“Why is it assumed, really,” said she, “that women are such poor little butterflies that amusing and being amused should absorb all their energies? I don’t think of myself as a pet, do you, Miss Heth? Give us something solid to do, and the world wouldn’t be so full of discontented women. Do you know, if I had a daughter,” said Mrs. Page, “and she wasn’t married after three years ‘out,’ and hadn’t developed any special talent, I should send her straight down to Hartman’s Business College, and have her learn typewriting. Yes, I should!—and make her get a place in an office, too, at five dollars a week!...”
The distinguished visitor remained twenty minutes in the improbable drawing-room, and contrived to make herself interesting. When she rose to go, she mentioned that she was staying at her mother’s place in the country till after Thanksgiving, and was only in town for the day. And then, as she held out her hand, smiling in a simple and friendly way, her expression changed, and she brought up her other hand and laid it over Carlisle’s.
“My dear,” she began, with some embarrassment, “I wonder if you will let a much older woman say how truly she has sympathized with you in—all this trouble—and how much she has admired you, too?...”
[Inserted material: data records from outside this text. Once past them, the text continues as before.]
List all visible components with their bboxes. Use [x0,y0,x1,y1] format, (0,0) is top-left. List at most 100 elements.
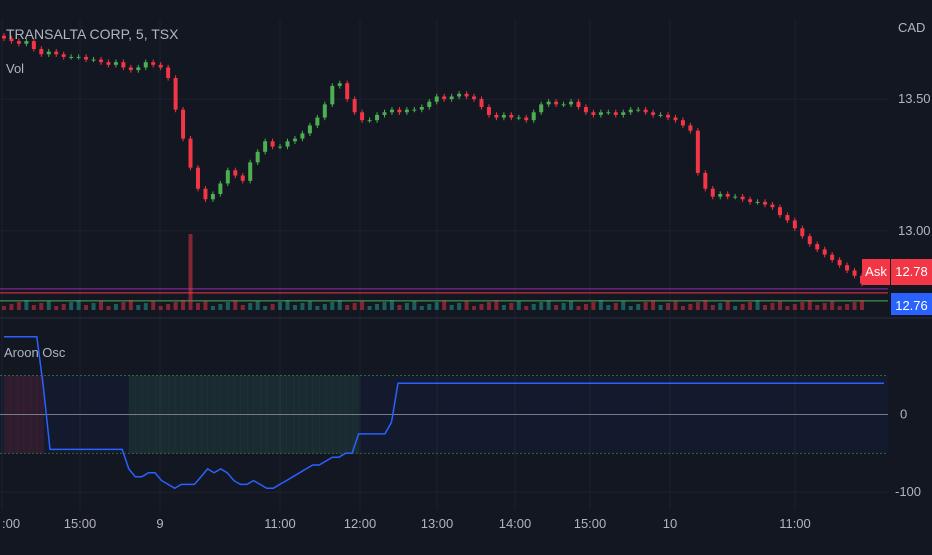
volume-bar [860,300,864,310]
candle-body [2,35,6,39]
volume-bar [680,306,685,310]
volume-bar [755,300,760,310]
volume-bar [151,301,156,310]
volume-bar [442,300,447,310]
time-axis-tick: 15:00 [64,516,97,531]
time-axis-tick: 13:00 [421,516,454,531]
volume-bar [248,303,253,310]
volume-bar [628,306,633,310]
candle-body [613,112,618,115]
candle-body [337,83,342,86]
price-axis-tick: 13.50 [898,91,931,106]
volume-bar [382,302,387,310]
candle-body [375,114,380,121]
candle-body [636,109,641,111]
candle-body [106,62,111,65]
volume-bar [643,302,648,310]
candle-body [598,112,603,115]
candle-body [666,114,671,118]
candle-body [367,120,372,122]
price-candles [2,33,864,287]
candle-body [121,62,126,68]
volume-bar [703,300,708,310]
candle-body [285,141,290,147]
volume-bar [203,301,208,310]
volume-bar [583,304,588,310]
volume-bar [240,305,245,310]
volume-bar [337,300,342,310]
volume-bar [546,300,551,310]
volume-indicator-label[interactable]: Vol [6,61,25,76]
candle-body [76,56,81,58]
volume-bar [158,306,163,310]
price-axis-tick: 13.00 [898,223,931,238]
candle-body [449,96,454,100]
volume-bar [733,306,738,310]
volume-bar [218,304,223,310]
volume-bar [292,305,297,310]
volume-bar [561,303,566,310]
candle-body [539,104,544,113]
candle-body [733,196,738,198]
candle-body [494,114,499,118]
volume-bar [531,304,536,310]
volume-bar [128,300,133,310]
volume-bars [2,234,864,310]
volume-bar [61,304,66,310]
candle-body [419,107,424,110]
ask-price-tag: 12.78 [891,259,932,285]
candle-body [800,228,805,237]
volume-bar [822,303,827,310]
volume-bar [84,305,89,310]
volume-bar [143,303,148,310]
volume-bar [516,301,521,310]
volume-bar [792,304,797,310]
candle-body [203,188,208,200]
candle-body [218,183,223,194]
volume-bar [613,303,618,310]
candle-body [412,109,417,111]
volume-bar [389,300,394,310]
volume-bar [651,300,656,310]
oscillator-axis-tick: -100 [895,484,921,499]
time-axis-tick: 12:00 [344,516,377,531]
aroon-oscillator-label[interactable]: Aroon Osc [4,345,66,360]
volume-bar [255,301,260,310]
volume-bar [621,301,626,310]
candle-body [628,109,633,113]
candle-body [673,117,678,121]
candle-body [225,170,230,184]
volume-bar [195,303,200,310]
candle-body [464,93,469,97]
volume-bar [263,306,268,310]
volume-bar [9,304,14,310]
candle-body [830,254,835,260]
volume-bar [434,302,439,310]
volume-bar [464,301,469,310]
candle-body [91,59,96,61]
candle-body [158,64,163,68]
volume-bar [636,304,641,310]
time-axis-tick: 10 [663,516,677,531]
candle-body [210,194,215,200]
symbol-title[interactable]: TRANSALTA CORP, 5, TSX [6,26,179,42]
volume-bar [46,301,51,310]
candle-body [569,101,574,105]
volume-bar [501,305,506,310]
candle-body [24,41,29,44]
volume-bar [69,302,74,310]
volume-bar [427,304,432,310]
volume-bar [278,302,283,310]
candle-body [777,207,782,216]
volume-bar [748,302,753,310]
candle-body [427,101,432,107]
candle-body [658,114,663,116]
candle-body [166,67,171,78]
candle-body [434,96,439,102]
volume-bar [2,306,6,310]
volume-bar [785,306,790,310]
volume-bar [606,305,611,310]
volume-bar [591,302,596,310]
Cally’s eyes wavered and fell. And suddenly she divined that this, and nothing else, was what Mrs. Page had come to say.
“All of us make mistakes in this world,” went on the kind voice—“all that I know do wrong. But not all of us, I’m afraid, have the courage to go back and set right what we did, as bravely as you have done.”
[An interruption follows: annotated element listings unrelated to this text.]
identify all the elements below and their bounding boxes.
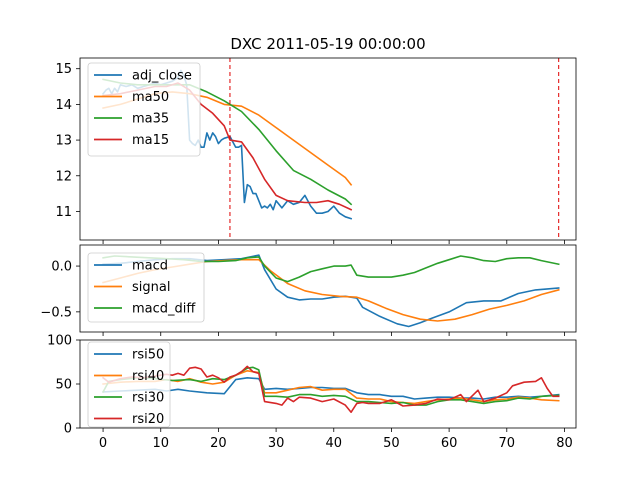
legend-label-macd: macd [132, 259, 168, 274]
panel-1: 11 12 13 14 15 adj_close ma50 ma35 ma15 [55, 57, 577, 244]
legend-label-ma50: ma50 [132, 90, 169, 105]
y-tick-label: 14 [55, 98, 72, 113]
y-tick-label: 13 [55, 134, 72, 149]
axes-frame [79, 57, 577, 241]
panels: 11 12 13 14 15 adj_close ma50 ma35 ma15 0.0 −0.5 ma… [40, 57, 577, 451]
series-line-rsi20 [101, 365, 560, 413]
chart-title: DXC 2011-05-19 00:00:00 [230, 35, 425, 53]
legend-label-ma35: ma35 [132, 112, 169, 127]
legend-label-rsi20: rsi20 [132, 412, 164, 427]
x-tick-label: 30 [268, 436, 285, 451]
legend-frame [87, 62, 201, 157]
y-tick-label: 0.0 [51, 260, 72, 275]
legend-label-ma15: ma15 [132, 133, 169, 148]
x-tick-label: 0 [99, 436, 107, 451]
legend: rsi50 rsi40 rsi30 rsi20 [87, 341, 171, 428]
y-tick-label: 12 [55, 169, 72, 184]
y-tick-label: 50 [55, 378, 72, 393]
x-tick-label: 70 [499, 436, 516, 451]
y-tick-label: 100 [47, 334, 72, 349]
y-tick-label: −0.5 [40, 305, 72, 320]
legend: adj_close ma50 ma35 ma15 [87, 62, 201, 157]
axes-frame [79, 244, 577, 333]
y-tick-label: 11 [55, 205, 72, 220]
legend-label-macd_diff: macd_diff [132, 302, 196, 317]
x-tick-label: 60 [441, 436, 458, 451]
x-tick-label: 20 [210, 436, 227, 451]
y-tick-label: 0 [64, 422, 72, 437]
legend-label-rsi50: rsi50 [132, 348, 164, 363]
legend-label-rsi40: rsi40 [132, 369, 164, 384]
x-tick-label: 50 [383, 436, 400, 451]
x-tick-label: 80 [556, 436, 573, 451]
legend-frame [87, 341, 171, 428]
legend-label-adj_close: adj_close [132, 69, 192, 84]
legend-label-rsi30: rsi30 [132, 391, 164, 406]
y-tick-label: 15 [55, 62, 72, 77]
x-tick-label: 40 [325, 436, 342, 451]
legend: macd signal macd_diff [87, 252, 205, 323]
series-line-rsi30 [102, 366, 560, 406]
legend-frame [87, 252, 205, 323]
x-tick-label: 10 [152, 436, 169, 451]
panel-2: 0.0 −0.5 macd signal macd_diff [40, 244, 577, 336]
legend-label-signal: signal [132, 280, 170, 295]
The girl stood dumb.... Strange, indeed, that the first word of understanding sympathy she had had since her home-coming—barring only Hen Cooney—should have come from this worse than stranger, whom at a distance she had long secretly envied and disliked. One touch of generous kindness, and the hostility of years seemed to fall away....
She raised her eyes, trying with indifferent success to smile. But perhaps her look showed something of what she felt: for Mrs. Page immediately took the girl’s face between her hands and kissed her lightly on the cheek.
“May I?... I mean by it that I hope you’ll let me know you better, when I’m home again.... Good-bye.”
Cally caught the gloved hand upon her cheek, and said, with an impulsiveness far from her habit:
“I think you’re the sweetest person I ever saw....”
* * * * *
And two days later, she said to her mother, though in a distinctly frivolous tone:
“What would you think of me as a Settlement worker, mamma?”
“Settlement worker?... Well, we’ll see,” said Mrs. Heth, absently. “It remains to be seen how far the best people are going in for it....”
Cally laughed. She was beautifully dressed, and felt perfectly poised. It was five o’clock in the afternoon, and she and her mother were in the new vindication limousine, en route to the old Dabney House.